We tested the hypothesis that decreased tonic release of nitric oxide (NO) or a NO-containing compound, during postischemic delayed hypoperfusion, would result in an impaired response of cerebral blood flow (CBF) to NO synthase inhibition. We measured CBF (microspheres), cerebral oxygen consumption, and physiological variables in 30 halothane-anesthetized cats. In 12 animals, complete cerebral ischemia (verified by midischemic CBF measurement) was produced for 12 min by brachiocephalic and left subclavian artery occlusion with hemorrhagic hypotension (mean arterial blood pressure = 40 mmHg). Steady-state hypoperfusion was present by 120 min of reperfusion (30 ± 4% of baseline). Nonischemic animals (n = 12) were submitted to the same surgical procedures and anesthetic duration. N(ω)-nitro-L-arginine methyl ester (L- NAME, 10 mg/kg iv) or saline was administered 160 min after baseline measurements, equivalent to 140 min of reperfusion for animals treated with ischemia (n = 6 in each group).
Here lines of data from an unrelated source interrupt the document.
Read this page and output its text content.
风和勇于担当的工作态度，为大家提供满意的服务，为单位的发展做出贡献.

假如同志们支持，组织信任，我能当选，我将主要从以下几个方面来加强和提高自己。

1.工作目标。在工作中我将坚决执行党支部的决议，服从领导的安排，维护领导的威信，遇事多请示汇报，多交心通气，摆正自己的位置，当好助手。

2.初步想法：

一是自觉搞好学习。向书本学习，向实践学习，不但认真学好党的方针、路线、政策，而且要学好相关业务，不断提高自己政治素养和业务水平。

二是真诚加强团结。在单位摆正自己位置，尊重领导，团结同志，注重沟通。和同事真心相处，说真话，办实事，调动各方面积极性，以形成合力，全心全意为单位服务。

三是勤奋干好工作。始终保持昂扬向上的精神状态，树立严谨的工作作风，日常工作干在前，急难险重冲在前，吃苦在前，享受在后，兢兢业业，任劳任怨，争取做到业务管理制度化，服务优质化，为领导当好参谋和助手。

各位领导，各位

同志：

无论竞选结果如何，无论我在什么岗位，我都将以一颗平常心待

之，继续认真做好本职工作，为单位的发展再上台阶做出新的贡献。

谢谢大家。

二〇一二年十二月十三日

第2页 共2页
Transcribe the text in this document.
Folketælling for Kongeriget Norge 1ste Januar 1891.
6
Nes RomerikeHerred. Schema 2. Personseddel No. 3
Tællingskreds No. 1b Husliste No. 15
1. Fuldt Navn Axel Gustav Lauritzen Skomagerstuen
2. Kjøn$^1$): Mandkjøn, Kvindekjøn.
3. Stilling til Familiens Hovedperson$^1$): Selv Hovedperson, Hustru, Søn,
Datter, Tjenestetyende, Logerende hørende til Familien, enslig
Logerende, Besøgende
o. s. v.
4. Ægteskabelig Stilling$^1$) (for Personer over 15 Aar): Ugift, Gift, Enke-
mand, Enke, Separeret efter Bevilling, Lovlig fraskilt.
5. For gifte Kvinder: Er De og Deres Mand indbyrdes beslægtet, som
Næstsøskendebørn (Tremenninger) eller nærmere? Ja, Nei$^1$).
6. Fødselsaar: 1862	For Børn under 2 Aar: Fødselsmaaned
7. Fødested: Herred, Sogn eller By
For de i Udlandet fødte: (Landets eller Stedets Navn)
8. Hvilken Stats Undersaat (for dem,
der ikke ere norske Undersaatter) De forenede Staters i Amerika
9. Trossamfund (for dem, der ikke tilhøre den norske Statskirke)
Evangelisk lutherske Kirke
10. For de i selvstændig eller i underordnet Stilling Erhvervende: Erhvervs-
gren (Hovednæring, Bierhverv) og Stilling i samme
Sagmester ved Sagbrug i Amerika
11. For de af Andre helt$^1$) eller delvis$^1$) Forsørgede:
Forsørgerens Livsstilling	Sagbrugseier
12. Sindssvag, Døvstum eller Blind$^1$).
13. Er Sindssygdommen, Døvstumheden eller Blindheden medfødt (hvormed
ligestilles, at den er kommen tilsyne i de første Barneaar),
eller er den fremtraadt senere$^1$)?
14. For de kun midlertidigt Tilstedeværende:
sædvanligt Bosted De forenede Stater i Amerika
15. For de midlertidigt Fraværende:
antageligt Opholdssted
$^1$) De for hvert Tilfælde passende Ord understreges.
Blood pressure was controlled (aortic ligature) so that there was no change following L-NAME administration both in the ischemic and nonischemic groups. L-NAME reduced CBF during reperfusion in ischemic animals (from 37 ± 2 to 24 ± 2 ml · min^-1 · 100 g^-1) and in nonischemic animals (from 122 ± 15 to 68 ± 8 ml · min^-1 · 100 g^-1) with no change in cerebral oxygen consumption. In six additional cats, administration of L-arginine (250 mg/kg iv) reversed the effect of L-NAME. We conclude that tonic NO-mediated cerebral vasodilation occurs following transient global ischemia despite delayed hypoperfusion.